Trace of Rain (Partial)
Trace of Rain (Partial)

Written by Jason Chung Tang Yen

Of the back of his successful presentation of this new series in Hong Kong, Chi Chien’s Passing Through The Post-Garden at Taipei gallery Galerie Grand Siècle has so far received overwhelming support from local and international collectors. The 41-year-old Taiwanese artist also recently won the 2015 Kaohsiung Awards.

Chien unites visual, literal and conceptual elements in his practice to voice his ideas. Repeated motifs such as airplanes suggest change and movement, probing ideas around capitalism and technological advances. With an actual antique American flag, Chien questions societal values with a poetic touch, hinting Taiwanese identical issues on immigration.

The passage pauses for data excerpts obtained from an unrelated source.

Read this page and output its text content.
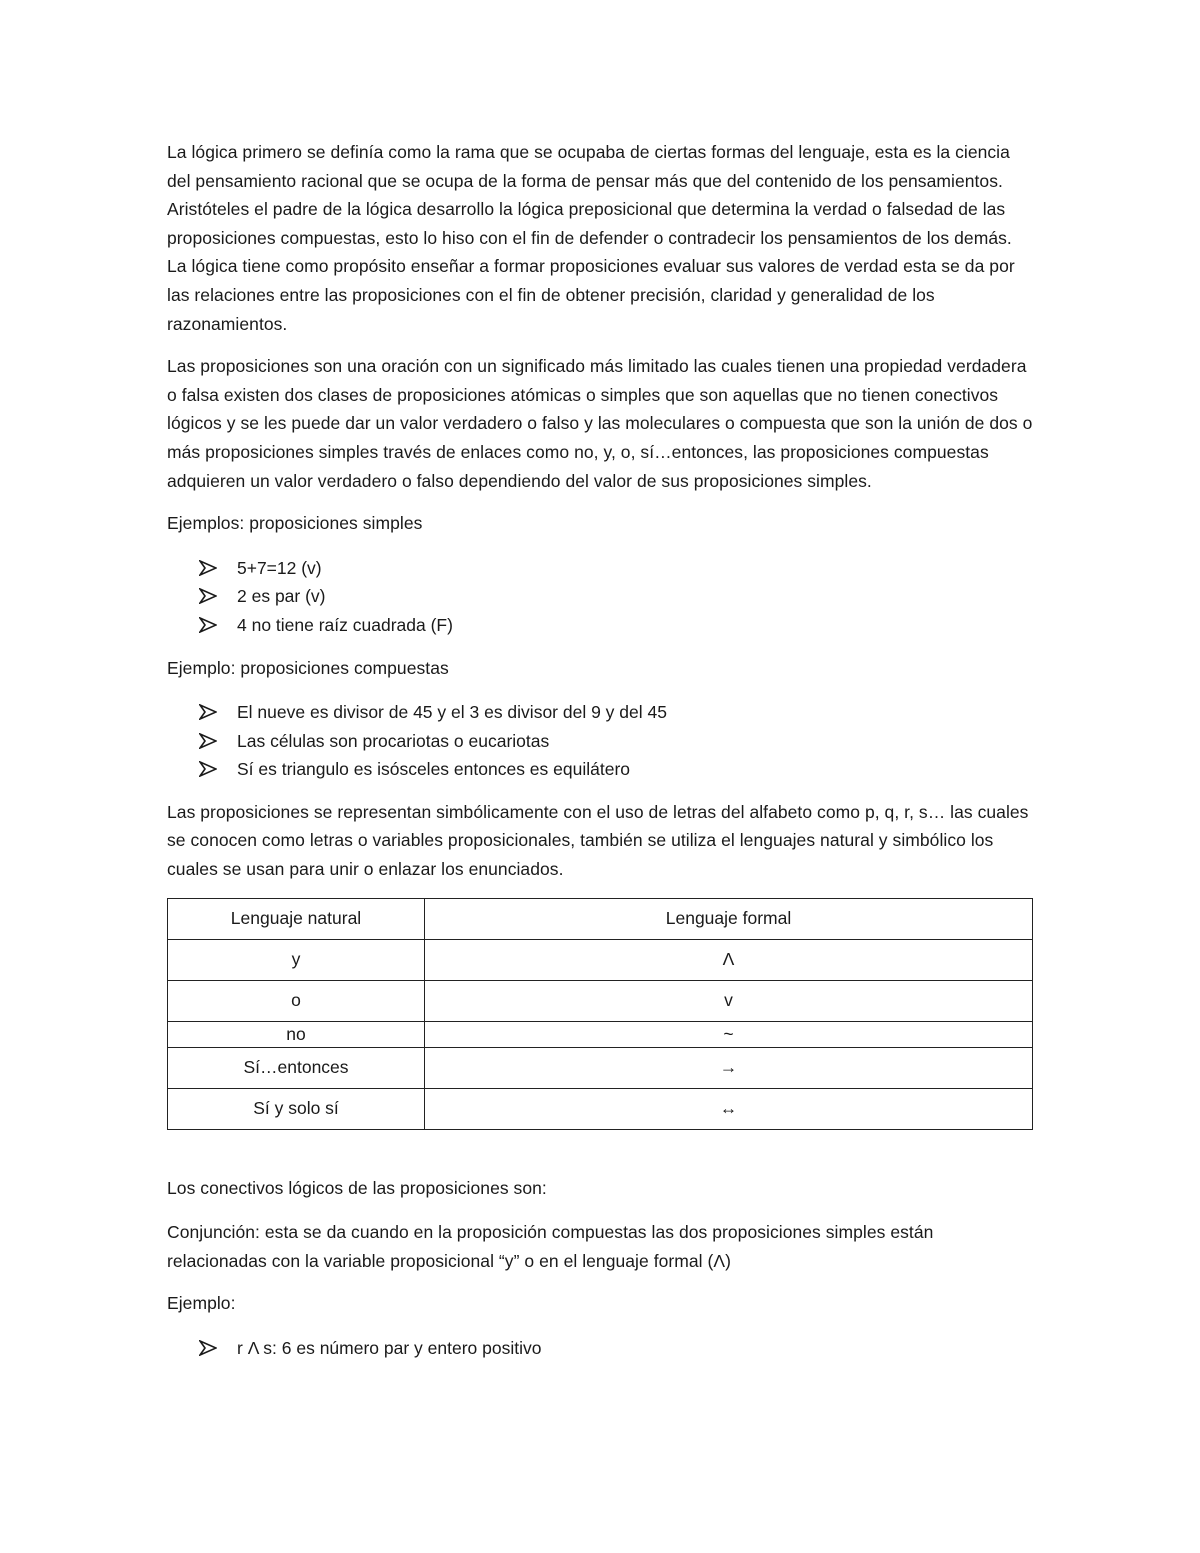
La lógica primero se definía como la rama que se ocupaba de ciertas formas del lenguaje, esta es la ciencia del pensamiento racional que se ocupa de la forma de pensar más que del contenido de los pensamientos. Aristóteles el padre de la lógica desarrollo la lógica preposicional que determina la verdad o falsedad de las proposiciones compuestas, esto lo hiso con el fin de defender o contradecir los pensamientos de los demás. La lógica tiene como propósito enseñar a formar proposiciones evaluar sus valores de verdad esta se da por las relaciones entre las proposiciones con el fin de obtener precisión, claridad y generalidad de los razonamientos.

Las proposiciones son una oración con un significado más limitado las cuales tienen una propiedad verdadera o falsa existen dos clases de proposiciones atómicas o simples que son aquellas que no tienen conectivos lógicos y se les puede dar un valor verdadero o falso y las moleculares o compuesta que son la unión de dos o más proposiciones simples través de enlaces como no, y, o, sí…entonces, las proposiciones compuestas adquieren un valor verdadero o falso dependiendo del valor de sus proposiciones simples.

Ejemplos: proposiciones simples

5+7=12 (v)
2 es par (v)
4 no tiene raíz cuadrada (F)

Ejemplo: proposiciones compuestas

El nueve es divisor de 45 y el 3 es divisor del 9 y del 45
Las células son procariotas o eucariotas
Sí es triangulo es isósceles entonces es equilátero

Las proposiciones se representan simbólicamente con el uso de letras del alfabeto como p, q, r, s… las cuales se conocen como letras o variables proposicionales, también se utiliza el lenguajes natural y simbólico los cuales se usan para unir o enlazar los enunciados.

Lenguaje natural	Lenguaje formal
y	Λ
o	v
no	~
Sí…entonces	→
Sí y solo sí	↔

Los conectivos lógicos de las proposiciones son:

Conjunción: esta se da cuando en la proposición compuestas las dos proposiciones simples están relacionadas con la variable proposicional “y” o en el lenguaje formal (Λ)

Ejemplo:

r Λ s: 6 es número par y entero positivo
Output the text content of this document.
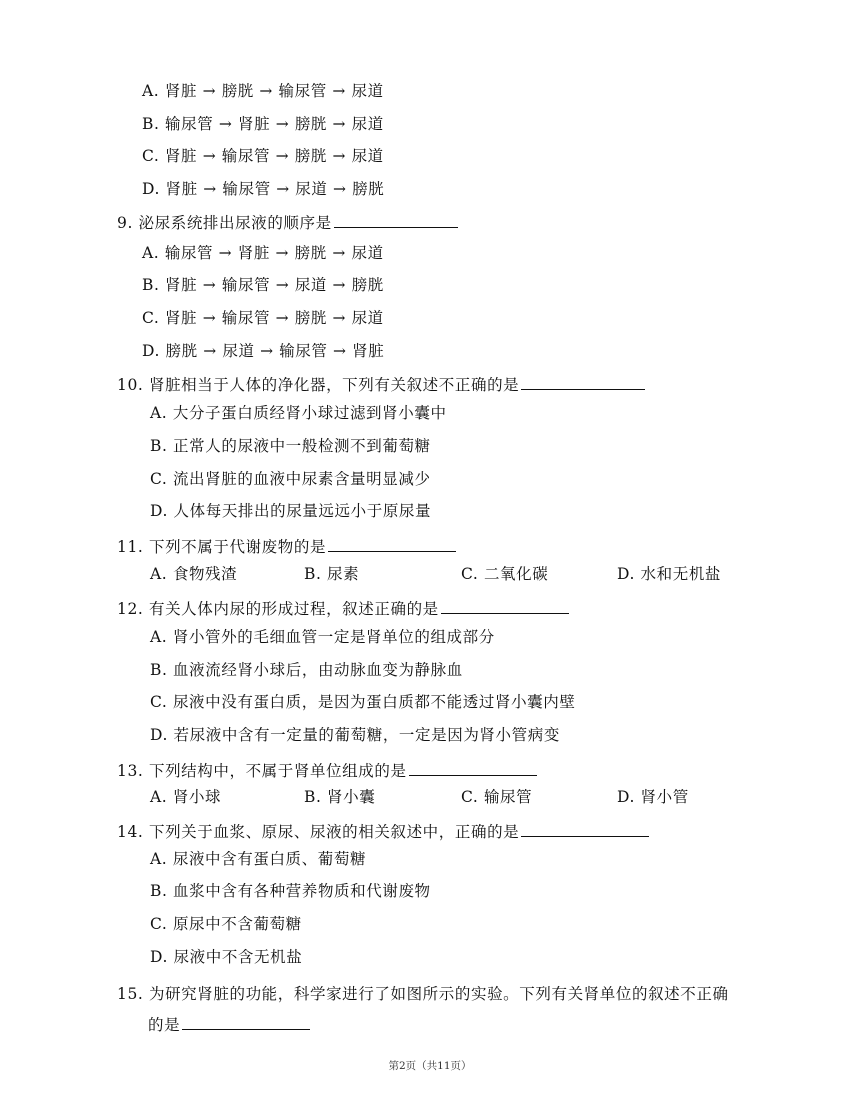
A. 肾脏 → 膀胱 → 输尿管 → 尿道
B. 输尿管 → 肾脏 → 膀胱 → 尿道
C. 肾脏 → 输尿管 → 膀胱 → 尿道
D. 肾脏 → 输尿管 → 尿道 → 膀胱
9. 泌尿系统排出尿液的顺序是
A. 输尿管 → 肾脏 → 膀胱 → 尿道
B. 肾脏 → 输尿管 → 尿道 → 膀胱
C. 肾脏 → 输尿管 → 膀胱 → 尿道
D. 膀胱 → 尿道 → 输尿管 → 肾脏
10. 肾脏相当于人体的净化器，下列有关叙述不正确的是
A. 大分子蛋白质经肾小球过滤到肾小囊中
B. 正常人的尿液中一般检测不到葡萄糖
C. 流出肾脏的血液中尿素含量明显减少
D. 人体每天排出的尿量远远小于原尿量
11. 下列不属于代谢废物的是
A. 食物残渣	B. 尿素	C. 二氧化碳	D. 水和无机盐
12. 有关人体内尿的形成过程，叙述正确的是
A. 肾小管外的毛细血管一定是肾单位的组成部分
B. 血液流经肾小球后，由动脉血变为静脉血
C. 尿液中没有蛋白质，是因为蛋白质都不能透过肾小囊内壁
D. 若尿液中含有一定量的葡萄糖，一定是因为肾小管病变
13. 下列结构中，不属于肾单位组成的是
A. 肾小球	B. 肾小囊	C. 输尿管	D. 肾小管
14. 下列关于血浆、原尿、尿液的相关叙述中，正确的是
A. 尿液中含有蛋白质、葡萄糖
B. 血浆中含有各种营养物质和代谢废物
C. 原尿中不含葡萄糖
D. 尿液中不含无机盐
15. 为研究肾脏的功能，科学家进行了如图所示的实验。下列有关肾单位的叙述不正确
的是
第2页（共11页）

 Recreating same visuals again and again through different mediums, the audience is drawn in to further investigate, discovering various layers of repeated acrylic paint beneath the surface of these paintings. This deliberate cover-up in Chi’s works, revealing only a floral motif for example, ingeniously presents a shift of perception. With the background noise removed, the floral pattern becomes the main attraction as opposed to being only decorative in purpose. The artist points out the nature of gardens as a space where the public zone converges with the private; this sort of grey area is exactly a match to the theme of the show and the central ideology of the works, which explores the boundaries of ideas and surroundings. At the same time, it expands into a broader notion of nationality and visual culture. Chien’s seemingly elegant visuals in fact show rigorous expansion of theory combined with the appropriate amount of fantasy.

The pursuit of complexity and intensity is evident in his highly precise line work. His works are more than decorative, reminiscent of traditional Tiwanese red floral designs, while antique textile-inspired patterns also remind us of Renaissance art. Chien’s works are in sync with masters such as Alighiero Boetti and Jasper Johns, with a twist of Taiwanese contemporary and a personal flair.